Une affaire devenue politique
Encore une semaine et le sort de SeaFrance aura été scellé. Le 3 janvier, le tribunal a décidé de surseoir quant au sort de SeaFrance. Le 9 janvier (après notre bouclage), il a décidé de prononcer la reprise de SeaFrance par la SCOP ou la cessation complète d’activité et la mise en liquidation. Si le premier scénario paraît incertain, il n’est pas dit que le second sonne totalement le glas de la compagnie maritime filiale de la SNCF. L’intervention du président de la République a ajouté une pression supplémentaire sur les acteurs et donné un répit aux salariés. Pour quel résultat ?Les 300 salariés qui avaient fait le déplacement le 3 janvier étaient attendus par plusieurs escouades de CRS, signe d’une tension à son comble.
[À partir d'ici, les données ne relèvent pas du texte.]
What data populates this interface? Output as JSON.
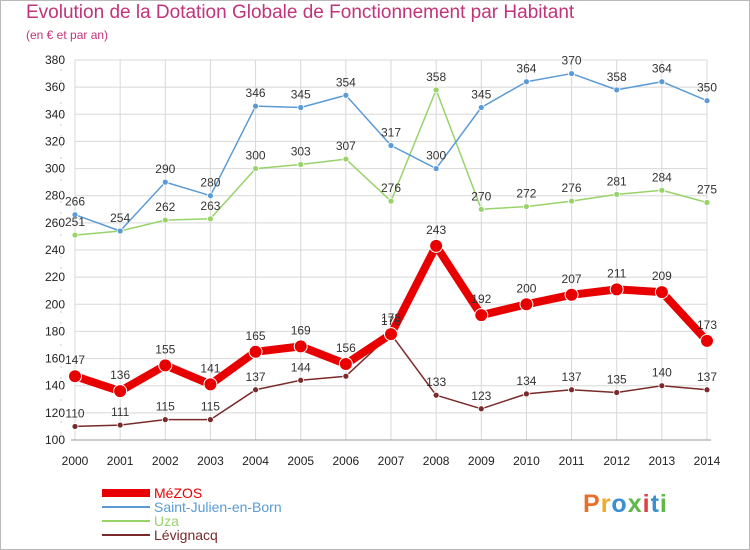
{
  "title": "Evolution de la Dotation Globale de Fonctionnement par Habitant",
  "subtitle": "(en € et par an)",
  "logo": {
    "text": "Proxiti",
    "colors": [
      "#e8702a",
      "#f0a82b",
      "#3a8fd0",
      "#5fb84a",
      "#e04040",
      "#3a8fd0",
      "#5fb84a"
    ]
  },
  "colors": {
    "title": "#c1337a",
    "grid": "#d8d8d8"
  },
  "chart_data": {
    "type": "line",
    "title": "Evolution de la Dotation Globale de Fonctionnement par Habitant",
    "subtitle": "(en € et par an)",
    "xlabel": "",
    "ylabel": "",
    "x": [
      "2000",
      "2001",
      "2002",
      "2003",
      "2004",
      "2005",
      "2006",
      "2007",
      "2008",
      "2009",
      "2010",
      "2011",
      "2012",
      "2013",
      "2014"
    ],
    "ylim": [
      100,
      380
    ],
    "yticks": [
      100,
      120,
      140,
      160,
      180,
      200,
      220,
      240,
      260,
      280,
      300,
      320,
      340,
      360,
      380
    ],
    "grid": true,
    "legend": "bottom-left",
    "series": [
      {
        "name": "Lévignacq",
        "color": "#7a2a2a",
        "values": [
          110,
          111,
          115,
          115,
          137,
          144,
          147,
          178,
          133,
          123,
          134,
          137,
          135,
          140,
          137
        ]
      },
      {
        "name": "Uza",
        "color": "#98d36a",
        "values": [
          251,
          254,
          262,
          263,
          300,
          303,
          307,
          276,
          358,
          270,
          272,
          276,
          281,
          284,
          275
        ]
      },
      {
        "name": "Saint-Julien-en-Born",
        "color": "#5b9bd5",
        "values": [
          266,
          254,
          290,
          280,
          346,
          345,
          354,
          317,
          300,
          345,
          364,
          370,
          358,
          364,
          350
        ]
      },
      {
        "name": "MéZOS",
        "color": "#e80000",
        "values": [
          147,
          136,
          155,
          141,
          165,
          169,
          156,
          178,
          243,
          192,
          200,
          207,
          211,
          209,
          173
        ]
      }
    ],
    "labels": [
      {
        "series": "Lévignacq",
        "values": [
          "110",
          "111",
          "115",
          "115",
          "137",
          "144",
          "",
          "178",
          "133",
          "123",
          "134",
          "137",
          "135",
          "140",
          "137"
        ]
      },
      {
        "series": "Uza",
        "values": [
          "251",
          "",
          "262",
          "263",
          "300",
          "303",
          "307",
          "276",
          "358",
          "270",
          "272",
          "276",
          "281",
          "284",
          "275"
        ]
      },
      {
        "series": "Saint-Julien-en-Born",
        "values": [
          "266",
          "254",
          "290",
          "280",
          "346",
          "345",
          "354",
          "317",
          "300",
          "345",
          "364",
          "370",
          "358",
          "364",
          "350"
        ]
      },
      {
        "series": "MéZOS",
        "values": [
          "147",
          "136",
          "155",
          "141",
          "165",
          "169",
          "156",
          "178",
          "243",
          "192",
          "200",
          "207",
          "211",
          "209",
          "173"
        ]
      }
    ],
    "legend_order": [
      "MéZOS",
      "Saint-Julien-en-Born",
      "Uza",
      "Lévignacq"
    ]
  }
}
“Je ne renoncerai jamais à me battre pour l’emploi.” Après la déclaration du président de la République, le tribunal de commerce de Paris a compris le message et donné une semaine de plus aux salariés promoteurs de la SCOP pour s’entendre avec le gouvernement qui a fait une volte-face totale sur ce dossier. En effet, après avoir fustigé les membres de la CFDT maritime Nord – “jusqu’au-boutisme”, “suicide collectif” –, le secrétaire d’Etat aux Transports, Thierry Mariani, s’est fait rappeler à l’ordre et a repris les négociations avec la CFDT afin de trouver un accord sur le futur des 880 salariés de l’entreprise maritime. “Puisque les salariés veulent monter une SCOP, le gouvernement va les y aider. Dans le cas d’une liquidation probable de l’entreprise, les salariés toucheront des primes non négligeables. Nous allons voir comment accélérer le versement de ces sommes pour que les salariés puissent les réinvestir dans l’entreprise”, a-t-il déclaré. Toutefois, la question de la viabilité et de la rentabilité subsiste. Au niveau du capital, les repreneurs sont assurés d’une dizaine de millions d’euros provenant des collectivités publiques régionales (Conseil régional, Conseil général, communautés d’agglomération de la Côte d’Opale, villes). Le dossier est devenu éminemment politique, la dégradation de la situation de SeaFrance a obligé les élus de tous bords à prendre position sur les offres de reprise de décembre : DFDS ou SCOP de salariés. Le premier aurait certainement voulu s’entendre avec les salariés, poussés par le gouvernement à se rallier à l’entreprise danoise. Mais le coût social a été jugé exorbitant par la CFDT qui a décliné toute rencontre. La stratégie s’avère payante : DFDS a pris (momentanément) ses distances et le gouvernement a dû suivre une opinion publique favorable à ces salariés qui veulent sauver euxmêmes leur entreprise après des années d’errance financière. Le gouvernement a mis sur la table plusieurs éléments pour sortir de ce mauvais pas en termes d’emplois. A quatre mois du premier tour de l’élection présidentielle, il était temps… “L’Etat est lié à la position des salariés de SeaFrance”, nous indique le cabinet de Thierry Mariani. “La CFDT nous disait, il y a 15 jours : ‘nous avons 100 000 euros et la SNCF doit payer’. Mais l’Europe nous l’a interdit. Nous leur avons conseillé de trouver des partenaires privés. DFDS voulait les rencontrer…”, ajoute un membre du cabinet.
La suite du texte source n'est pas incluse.